Parve pie crust - Homemade
Oil & melted butter pie dough
Mix this up right before you use it, no chilling necessary.
This isn't that old recipe I mentioned before...this is my rendition.
I just couldn't make pastry without butter, so I improvised.
~2 c. flour
~1 t. salt
~1 t. sugar
mix these dry ingredients up and add:
~4 T. butter, melted
~1/4 c. oil, use a light one like canola
~1 t. vinegar
~5 T. cold water or low-fat milk (you may or may not need all of this, I think I had a tablespoon left over. The dough came together just fine and I felt it didn't need it.)
Yep, its that easy. Like a cookie dough.
I did roll it out a titch thinner than normal pie crust.
If you find it a pain to roll out, spray some non-stick spray on two sheets of wax paper and roll it between those. Then, all you have to do is peel off the top piece of paper, invert the crust, center it and place it while attached to the other piece of wax paper then peel it off. voila!
hope you enjoy
I've had good luck with the Wesson Oil pie crust, which is very flaky. Like every other pareve pie crust I've ever eaten, it's still flavorless, but I'm not sure how much one can do about that. Because it's not using a solid fat, there's no need to obsess over keeping everything chilled or not overworking the dough, or any worries about hydrogenated or saturated fats. I use the version here, replacing the milk with soy or almond milk, plus an added tablespoon of sugar if I'm using it for a dessert: http://articles.boston.com/2009-07-15...
Thank you for the link - I have been looking for a good oil pie dough recipe. To improve flavor of the crust:
Use 50-100% whole wheat flour (part spelt is more crumbly but extra tasty)
Add 1/2 tsp ground ginger
Substitute 1-1/2 tsp. lemon juice for part of the water
Replace water with apple juice for a fruit pie.
For a savory pie, add pepper, herbs and/or garlic powder, or use cold vegetable stock as your liquid.
If using this oil crust recipe, maybe try using part or all olive or nut oil?
I grew up using Crisco, but most health conscious cooks have stopped using hydrogenated oil products and I find the results with earth balance better. If you want to go another route and deal with saturated fat, rather than hydrogenation, you can use Spectrum Organic All Vegetable Shortening, probably just substituting the same amount for the Crisco. It contains palm oils.
As a vegan, i've tried and made many versions of a pareve pie-crust.

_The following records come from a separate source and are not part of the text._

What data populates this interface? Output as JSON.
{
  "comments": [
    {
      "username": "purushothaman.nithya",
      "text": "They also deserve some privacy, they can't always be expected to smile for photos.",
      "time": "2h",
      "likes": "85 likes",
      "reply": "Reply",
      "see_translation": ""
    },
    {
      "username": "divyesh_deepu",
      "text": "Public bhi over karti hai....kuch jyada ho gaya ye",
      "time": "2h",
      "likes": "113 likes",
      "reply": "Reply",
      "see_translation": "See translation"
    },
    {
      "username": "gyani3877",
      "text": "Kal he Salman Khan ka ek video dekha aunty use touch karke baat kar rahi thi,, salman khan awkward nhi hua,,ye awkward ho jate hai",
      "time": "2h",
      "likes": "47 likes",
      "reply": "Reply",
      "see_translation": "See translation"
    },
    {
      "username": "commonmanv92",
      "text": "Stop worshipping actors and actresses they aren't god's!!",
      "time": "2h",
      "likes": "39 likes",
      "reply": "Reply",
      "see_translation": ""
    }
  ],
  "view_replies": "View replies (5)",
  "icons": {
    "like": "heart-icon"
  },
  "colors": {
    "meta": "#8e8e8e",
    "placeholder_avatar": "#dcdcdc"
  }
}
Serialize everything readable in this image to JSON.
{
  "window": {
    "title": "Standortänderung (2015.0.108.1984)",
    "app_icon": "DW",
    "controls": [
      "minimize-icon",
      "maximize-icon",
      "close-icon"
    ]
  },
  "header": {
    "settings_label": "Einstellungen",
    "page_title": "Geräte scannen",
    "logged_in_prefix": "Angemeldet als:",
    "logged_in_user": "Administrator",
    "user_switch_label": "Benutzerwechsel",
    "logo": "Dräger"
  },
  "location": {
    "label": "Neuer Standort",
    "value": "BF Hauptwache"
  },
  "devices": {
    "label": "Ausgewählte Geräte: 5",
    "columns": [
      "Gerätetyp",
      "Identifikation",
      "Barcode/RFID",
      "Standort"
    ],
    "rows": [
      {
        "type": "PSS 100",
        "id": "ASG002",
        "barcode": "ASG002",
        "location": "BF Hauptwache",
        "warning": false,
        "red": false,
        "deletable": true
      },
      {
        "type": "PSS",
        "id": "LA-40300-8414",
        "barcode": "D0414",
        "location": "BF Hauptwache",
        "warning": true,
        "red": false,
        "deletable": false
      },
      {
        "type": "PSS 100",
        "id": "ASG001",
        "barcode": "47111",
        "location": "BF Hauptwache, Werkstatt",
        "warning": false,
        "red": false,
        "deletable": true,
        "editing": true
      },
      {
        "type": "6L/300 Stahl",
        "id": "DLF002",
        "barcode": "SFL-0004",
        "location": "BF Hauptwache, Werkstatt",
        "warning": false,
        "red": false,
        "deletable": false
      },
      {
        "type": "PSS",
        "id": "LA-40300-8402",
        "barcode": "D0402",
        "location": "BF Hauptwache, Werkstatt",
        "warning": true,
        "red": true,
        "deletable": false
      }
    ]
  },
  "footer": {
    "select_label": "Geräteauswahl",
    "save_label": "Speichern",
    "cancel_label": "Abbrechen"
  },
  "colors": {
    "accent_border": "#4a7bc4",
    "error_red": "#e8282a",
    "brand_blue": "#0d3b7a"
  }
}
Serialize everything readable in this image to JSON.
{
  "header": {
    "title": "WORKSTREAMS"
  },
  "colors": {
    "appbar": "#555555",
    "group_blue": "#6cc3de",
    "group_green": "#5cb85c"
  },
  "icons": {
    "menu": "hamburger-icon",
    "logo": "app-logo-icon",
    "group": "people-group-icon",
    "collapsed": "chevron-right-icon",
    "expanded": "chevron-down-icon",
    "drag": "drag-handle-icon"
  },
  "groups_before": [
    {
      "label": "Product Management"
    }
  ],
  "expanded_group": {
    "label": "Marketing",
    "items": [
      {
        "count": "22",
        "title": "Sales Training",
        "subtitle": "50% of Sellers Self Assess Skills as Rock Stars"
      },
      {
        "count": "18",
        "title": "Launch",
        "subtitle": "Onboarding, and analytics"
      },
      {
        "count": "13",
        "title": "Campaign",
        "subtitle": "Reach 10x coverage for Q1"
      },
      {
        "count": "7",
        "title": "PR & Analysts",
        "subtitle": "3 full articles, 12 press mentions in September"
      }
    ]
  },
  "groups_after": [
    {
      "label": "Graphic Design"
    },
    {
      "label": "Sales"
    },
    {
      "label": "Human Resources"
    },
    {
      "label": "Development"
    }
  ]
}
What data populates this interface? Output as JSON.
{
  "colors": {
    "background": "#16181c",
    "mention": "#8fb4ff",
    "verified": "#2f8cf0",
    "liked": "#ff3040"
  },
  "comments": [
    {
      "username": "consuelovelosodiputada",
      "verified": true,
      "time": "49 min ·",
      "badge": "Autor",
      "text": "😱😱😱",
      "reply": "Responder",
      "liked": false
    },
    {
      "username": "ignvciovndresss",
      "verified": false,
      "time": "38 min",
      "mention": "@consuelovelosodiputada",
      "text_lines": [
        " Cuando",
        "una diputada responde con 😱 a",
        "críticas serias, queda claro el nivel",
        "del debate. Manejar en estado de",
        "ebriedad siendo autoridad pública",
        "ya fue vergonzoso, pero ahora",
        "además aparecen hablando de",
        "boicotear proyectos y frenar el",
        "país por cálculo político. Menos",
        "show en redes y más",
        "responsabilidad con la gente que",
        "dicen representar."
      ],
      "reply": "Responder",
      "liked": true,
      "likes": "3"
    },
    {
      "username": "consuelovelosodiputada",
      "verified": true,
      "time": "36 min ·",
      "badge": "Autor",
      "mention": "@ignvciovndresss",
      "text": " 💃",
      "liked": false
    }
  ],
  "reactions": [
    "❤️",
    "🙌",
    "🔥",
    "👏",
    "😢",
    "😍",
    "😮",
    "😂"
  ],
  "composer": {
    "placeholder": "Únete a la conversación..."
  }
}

This recipe from 100 Best Vegan Recipes is the one I've found best. (There are recipes with eggs that are as foolproof, but why add eggs when you can do without them?)
2 1/2 cups flour
1/2 tsp salt
1 tsp sugar
1 cup cld margarine cut into chunks (most vegans use Earth Balance in the tub, not the shortening style sticks)
1/4 to 1/2 cup cold water
In a food processor (my favorite method) you pulse together the flour etc. and then drop in the chunks of margarine while the machine is going. You can also "pulse it in. When it looks like a coarse meal, with the processor running, add the water very gradually, stopping as soon as the dough holds together, before it gets sticky. It will gather itself together into almost a ball. If you can press it and get a ball, it's done. it it resists, add a bit more water.
You can do the same thing by hand using a fork or pastry cutter.
Divide the dough into two discs and wrap in plastic wrap and refrigerate for about an hour.
Or freeze for up to two weeks.
This makes enough for one two crust pie or two with one crust. I think it's better to freeze what you don't need than to try to make l/2 recipe, because the proportions can be tricky.
This takes about 5 minutes to process and then an hour wait. With that short a time actively working, it makes sense to make your own rather than buy.
The vodka trick in the recipe I linked is a good one for any recipe you use (replace half the water volume with vodka, which itself is approximately half water). The vodka does not cause gluten to form in the flour resulting a tender crust and because it burns off during cooking it adds to flakiness.
You can use Fleishmann's, or Mother's.
But while I do understand the impulse to make your own, and you can certainly save money this way. Prepared pie crusts are, IMHO, one of the truly great time and labor savers.
You can also bring the Oronoque to room temp. sprinkle with just a drop of water, and re-roll to fit any pie pan.
If you do decide to make you own, know that a food processor makes short work of cutting gin the shortening.
Butter does make a delicious pie crust. I do wonder what a lard crust would taste like. I have heard that lard is vastly flakier than anything achievable with butter or margarine. Is there any kosher fat that would make a crust as flaky as legend holds lard crusts to be?
Julia Child recommended making a crust with half butter and half shortening. Butter for the flavor, shortening for the flakiness. That is still my all-purpose, go-to dairy crust. All vegetable shortening will give you the flakiness, but not so much the flavor. I'm sure there is a reason why lard is considered the gold standard for pie crusts (combination of flavor and flake, I guess), using butter-flavored shortening seems like a very reasonable option to me.